For 44 years, children’s attorneys have struggled to remove our common roadblocks because we are constantly putting out fires. When we do have time to think globally, we tend to pull in opposite directions. We argue about the nuances of representation that do not affect the majority of children. Some of us take up the banner of due process, believing that every child having some kind of counsel should be the ultimate goal. Others believe that holistic representation is the goal—having enough lawyers and trainings and conferences to address every possible need a child could have. And many, many lawyers are just trying to keep their heads above water, doing the best they can to represent too many children with too little time.

As we speak to children’s lawyers from across the country, we find that the practice looks drastically different from state to state and, in some cases, from county to county. There are, however, some unfortunate constants: high caseloads, low compensation, inadequate training, and lack of supervision.
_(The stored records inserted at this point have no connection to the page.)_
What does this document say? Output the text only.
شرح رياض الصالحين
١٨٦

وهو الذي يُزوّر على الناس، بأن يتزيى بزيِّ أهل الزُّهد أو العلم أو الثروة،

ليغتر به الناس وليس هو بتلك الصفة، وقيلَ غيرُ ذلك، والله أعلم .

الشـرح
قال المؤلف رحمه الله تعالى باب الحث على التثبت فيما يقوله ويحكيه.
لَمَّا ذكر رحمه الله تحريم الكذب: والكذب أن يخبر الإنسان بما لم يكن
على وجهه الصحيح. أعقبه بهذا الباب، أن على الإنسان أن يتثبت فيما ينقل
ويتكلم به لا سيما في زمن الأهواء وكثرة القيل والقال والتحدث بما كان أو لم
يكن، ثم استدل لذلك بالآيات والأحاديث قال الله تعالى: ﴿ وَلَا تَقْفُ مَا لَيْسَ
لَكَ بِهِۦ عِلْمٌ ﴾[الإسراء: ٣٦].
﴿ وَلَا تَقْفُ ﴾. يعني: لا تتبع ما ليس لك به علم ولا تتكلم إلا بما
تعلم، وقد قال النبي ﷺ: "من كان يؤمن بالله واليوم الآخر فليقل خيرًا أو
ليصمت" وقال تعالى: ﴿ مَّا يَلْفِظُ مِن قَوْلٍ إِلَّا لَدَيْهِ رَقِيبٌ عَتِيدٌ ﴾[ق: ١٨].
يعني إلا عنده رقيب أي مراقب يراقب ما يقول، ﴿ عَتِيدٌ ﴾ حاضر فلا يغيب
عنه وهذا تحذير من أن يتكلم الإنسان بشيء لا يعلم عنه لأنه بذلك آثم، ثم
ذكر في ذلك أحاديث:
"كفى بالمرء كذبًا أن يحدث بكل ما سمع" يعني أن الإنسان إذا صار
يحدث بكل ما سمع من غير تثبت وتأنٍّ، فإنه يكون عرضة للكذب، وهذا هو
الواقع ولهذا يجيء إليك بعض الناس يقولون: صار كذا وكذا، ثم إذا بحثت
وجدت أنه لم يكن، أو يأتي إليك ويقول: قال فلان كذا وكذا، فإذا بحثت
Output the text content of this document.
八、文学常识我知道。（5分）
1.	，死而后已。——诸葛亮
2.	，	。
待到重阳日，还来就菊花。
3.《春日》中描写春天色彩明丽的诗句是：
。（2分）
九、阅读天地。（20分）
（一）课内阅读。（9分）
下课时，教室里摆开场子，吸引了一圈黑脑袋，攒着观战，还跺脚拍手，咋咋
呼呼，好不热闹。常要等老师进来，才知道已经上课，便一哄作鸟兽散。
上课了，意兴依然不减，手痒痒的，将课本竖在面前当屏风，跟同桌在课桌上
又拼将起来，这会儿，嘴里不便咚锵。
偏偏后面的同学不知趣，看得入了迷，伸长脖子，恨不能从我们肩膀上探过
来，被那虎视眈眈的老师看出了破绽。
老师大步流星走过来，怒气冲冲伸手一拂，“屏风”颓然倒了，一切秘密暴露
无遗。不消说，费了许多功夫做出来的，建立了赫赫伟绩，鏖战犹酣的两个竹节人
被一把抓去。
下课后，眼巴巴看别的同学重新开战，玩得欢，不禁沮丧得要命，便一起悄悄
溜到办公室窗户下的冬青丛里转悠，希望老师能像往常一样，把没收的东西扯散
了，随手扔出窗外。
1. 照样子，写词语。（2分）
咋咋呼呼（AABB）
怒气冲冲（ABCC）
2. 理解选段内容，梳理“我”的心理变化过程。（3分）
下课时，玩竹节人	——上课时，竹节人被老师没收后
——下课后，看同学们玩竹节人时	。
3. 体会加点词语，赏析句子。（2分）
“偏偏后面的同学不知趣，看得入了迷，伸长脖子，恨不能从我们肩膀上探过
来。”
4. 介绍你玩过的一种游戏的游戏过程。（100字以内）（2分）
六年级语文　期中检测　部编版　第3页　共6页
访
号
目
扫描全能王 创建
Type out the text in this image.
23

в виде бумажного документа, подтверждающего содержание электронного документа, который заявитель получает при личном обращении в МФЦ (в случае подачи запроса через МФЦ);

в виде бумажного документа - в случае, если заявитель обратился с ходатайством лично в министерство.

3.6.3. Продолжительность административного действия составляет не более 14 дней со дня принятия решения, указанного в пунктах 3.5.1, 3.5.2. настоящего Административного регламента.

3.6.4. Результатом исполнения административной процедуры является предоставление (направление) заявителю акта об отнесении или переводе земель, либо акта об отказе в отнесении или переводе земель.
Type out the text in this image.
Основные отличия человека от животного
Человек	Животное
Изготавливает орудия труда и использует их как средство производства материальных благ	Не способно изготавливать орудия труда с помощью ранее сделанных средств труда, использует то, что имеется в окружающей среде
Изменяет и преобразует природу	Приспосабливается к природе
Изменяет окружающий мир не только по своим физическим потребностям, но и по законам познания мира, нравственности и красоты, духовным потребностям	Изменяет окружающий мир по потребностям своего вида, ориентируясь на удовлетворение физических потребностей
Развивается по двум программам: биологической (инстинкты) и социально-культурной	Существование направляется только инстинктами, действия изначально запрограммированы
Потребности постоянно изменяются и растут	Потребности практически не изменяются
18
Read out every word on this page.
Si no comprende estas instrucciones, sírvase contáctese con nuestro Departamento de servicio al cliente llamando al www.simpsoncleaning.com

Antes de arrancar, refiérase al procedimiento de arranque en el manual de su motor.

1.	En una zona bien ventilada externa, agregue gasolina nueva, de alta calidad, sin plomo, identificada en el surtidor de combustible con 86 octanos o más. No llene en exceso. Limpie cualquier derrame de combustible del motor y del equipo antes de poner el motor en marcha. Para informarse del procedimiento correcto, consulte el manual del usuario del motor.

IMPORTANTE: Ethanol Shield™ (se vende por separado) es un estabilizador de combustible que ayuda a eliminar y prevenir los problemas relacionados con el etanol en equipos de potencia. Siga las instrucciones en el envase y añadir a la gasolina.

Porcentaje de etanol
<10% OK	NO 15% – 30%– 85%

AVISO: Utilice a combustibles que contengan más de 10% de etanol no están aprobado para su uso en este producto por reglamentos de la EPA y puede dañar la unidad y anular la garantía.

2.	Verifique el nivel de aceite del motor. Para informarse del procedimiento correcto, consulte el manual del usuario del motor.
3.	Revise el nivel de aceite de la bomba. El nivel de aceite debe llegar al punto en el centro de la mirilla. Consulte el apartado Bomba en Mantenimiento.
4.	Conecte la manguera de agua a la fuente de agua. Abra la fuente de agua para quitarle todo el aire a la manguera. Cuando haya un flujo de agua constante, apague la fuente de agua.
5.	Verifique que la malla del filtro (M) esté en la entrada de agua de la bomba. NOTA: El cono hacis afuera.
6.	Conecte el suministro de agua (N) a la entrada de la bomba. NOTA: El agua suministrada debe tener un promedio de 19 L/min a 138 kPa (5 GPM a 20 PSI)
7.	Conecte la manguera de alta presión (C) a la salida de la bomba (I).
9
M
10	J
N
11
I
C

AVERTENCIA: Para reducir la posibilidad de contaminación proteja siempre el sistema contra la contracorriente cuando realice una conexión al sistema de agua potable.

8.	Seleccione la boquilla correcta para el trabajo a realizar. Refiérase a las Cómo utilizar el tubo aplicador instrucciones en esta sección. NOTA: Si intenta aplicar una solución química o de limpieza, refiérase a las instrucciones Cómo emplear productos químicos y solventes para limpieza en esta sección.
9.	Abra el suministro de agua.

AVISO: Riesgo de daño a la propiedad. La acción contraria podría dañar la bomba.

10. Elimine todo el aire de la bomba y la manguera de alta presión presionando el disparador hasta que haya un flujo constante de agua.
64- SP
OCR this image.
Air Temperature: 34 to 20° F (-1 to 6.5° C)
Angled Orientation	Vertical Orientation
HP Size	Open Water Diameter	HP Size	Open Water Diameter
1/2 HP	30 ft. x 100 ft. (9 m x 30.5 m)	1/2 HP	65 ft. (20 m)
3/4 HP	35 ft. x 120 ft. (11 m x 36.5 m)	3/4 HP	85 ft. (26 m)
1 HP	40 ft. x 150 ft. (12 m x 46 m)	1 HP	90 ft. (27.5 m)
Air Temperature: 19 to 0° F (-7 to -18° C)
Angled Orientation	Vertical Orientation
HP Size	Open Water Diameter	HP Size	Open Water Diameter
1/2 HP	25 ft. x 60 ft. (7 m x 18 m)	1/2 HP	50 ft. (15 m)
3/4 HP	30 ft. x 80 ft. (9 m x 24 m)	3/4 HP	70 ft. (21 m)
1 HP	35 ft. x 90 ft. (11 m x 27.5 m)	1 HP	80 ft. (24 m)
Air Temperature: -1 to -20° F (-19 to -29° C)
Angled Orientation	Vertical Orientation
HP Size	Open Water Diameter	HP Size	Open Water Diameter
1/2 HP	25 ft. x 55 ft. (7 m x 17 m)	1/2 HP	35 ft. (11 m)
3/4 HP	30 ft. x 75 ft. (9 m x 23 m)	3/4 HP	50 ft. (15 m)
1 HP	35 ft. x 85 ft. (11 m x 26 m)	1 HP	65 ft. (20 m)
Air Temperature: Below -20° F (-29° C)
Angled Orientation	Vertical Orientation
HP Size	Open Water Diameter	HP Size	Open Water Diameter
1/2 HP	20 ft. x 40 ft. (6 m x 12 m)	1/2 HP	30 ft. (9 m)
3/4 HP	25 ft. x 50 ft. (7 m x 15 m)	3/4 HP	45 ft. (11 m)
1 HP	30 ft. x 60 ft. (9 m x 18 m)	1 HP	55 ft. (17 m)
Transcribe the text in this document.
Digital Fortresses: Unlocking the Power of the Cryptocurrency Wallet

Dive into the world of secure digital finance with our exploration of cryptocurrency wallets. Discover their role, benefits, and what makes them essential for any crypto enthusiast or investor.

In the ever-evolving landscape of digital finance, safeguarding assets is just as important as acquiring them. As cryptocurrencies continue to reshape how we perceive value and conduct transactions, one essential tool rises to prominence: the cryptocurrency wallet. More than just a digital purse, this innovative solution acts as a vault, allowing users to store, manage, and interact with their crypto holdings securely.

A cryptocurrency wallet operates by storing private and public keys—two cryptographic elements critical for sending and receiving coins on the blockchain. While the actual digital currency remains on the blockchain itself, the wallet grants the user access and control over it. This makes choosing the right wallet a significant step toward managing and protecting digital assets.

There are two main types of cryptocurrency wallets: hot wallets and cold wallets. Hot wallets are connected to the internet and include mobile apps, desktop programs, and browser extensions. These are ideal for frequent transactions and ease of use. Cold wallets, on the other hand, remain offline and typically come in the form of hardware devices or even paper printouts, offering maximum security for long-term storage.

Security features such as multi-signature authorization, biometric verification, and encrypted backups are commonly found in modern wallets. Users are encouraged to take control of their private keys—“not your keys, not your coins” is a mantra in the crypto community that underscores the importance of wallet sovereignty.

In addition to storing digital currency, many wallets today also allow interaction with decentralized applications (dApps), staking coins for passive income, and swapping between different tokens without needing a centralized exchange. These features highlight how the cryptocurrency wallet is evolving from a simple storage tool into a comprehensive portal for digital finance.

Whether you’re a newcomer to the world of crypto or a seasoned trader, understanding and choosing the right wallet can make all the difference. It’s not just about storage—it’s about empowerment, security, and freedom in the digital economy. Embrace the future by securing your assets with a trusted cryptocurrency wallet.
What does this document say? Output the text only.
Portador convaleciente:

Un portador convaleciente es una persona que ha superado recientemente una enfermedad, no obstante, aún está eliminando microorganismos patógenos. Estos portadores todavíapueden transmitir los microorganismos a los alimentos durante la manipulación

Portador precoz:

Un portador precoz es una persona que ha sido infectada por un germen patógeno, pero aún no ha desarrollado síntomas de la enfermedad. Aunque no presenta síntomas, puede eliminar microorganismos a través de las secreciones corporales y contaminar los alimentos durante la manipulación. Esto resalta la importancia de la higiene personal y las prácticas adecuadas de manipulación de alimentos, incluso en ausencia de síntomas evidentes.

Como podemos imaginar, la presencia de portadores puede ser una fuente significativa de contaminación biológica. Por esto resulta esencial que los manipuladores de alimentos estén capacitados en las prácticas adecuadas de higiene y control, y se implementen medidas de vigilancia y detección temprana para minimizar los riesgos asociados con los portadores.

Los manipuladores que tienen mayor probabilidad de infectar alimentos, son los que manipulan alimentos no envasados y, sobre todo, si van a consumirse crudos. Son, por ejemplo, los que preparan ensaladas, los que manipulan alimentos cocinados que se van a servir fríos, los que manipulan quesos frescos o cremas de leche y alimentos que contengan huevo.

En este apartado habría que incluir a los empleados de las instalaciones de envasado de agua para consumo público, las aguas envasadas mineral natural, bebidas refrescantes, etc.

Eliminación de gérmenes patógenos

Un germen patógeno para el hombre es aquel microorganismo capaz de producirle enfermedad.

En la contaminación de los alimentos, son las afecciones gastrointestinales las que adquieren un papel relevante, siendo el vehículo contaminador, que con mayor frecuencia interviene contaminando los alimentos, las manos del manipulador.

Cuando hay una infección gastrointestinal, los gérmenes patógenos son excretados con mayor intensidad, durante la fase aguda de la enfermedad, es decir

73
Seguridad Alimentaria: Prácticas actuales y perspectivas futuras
There are other problems, but these are the four constants. At least one and probably some combination of the four are present in your jurisdiction. How would the practice be different if we were specialized doctors, rather than specialized lawyers? To return to the pediatric medicine metaphor—we essentially operate as the legal equivalent of pediatric trauma surgeons. We just are not resolving physical problems; we are resolving much more complex emotional, familial, and behavioral problems for our clients. And we must agree as a profession that all of these problems are best resolved in the context of a permanent family. That is our shared role. It starts with recognizing our value as professionals and demanding respect by achieving results for our clients. And it ends with a drastically changed child welfare landscape where the child’s attorney is not an afterthought but is instead the person whose vision guides the child home. Would pediatric trauma surgeons be asked to work on 150 to 200 children at one time? Would they be asked to do it without nurses or physician’s assistants? Would surgery be scheduled every half hour of the day? Parents would not stand for this. But the children we represent don’t have another option. They get us, in whatever form we take. Our role is critically important to our clients, and we must hold ourselves accountable.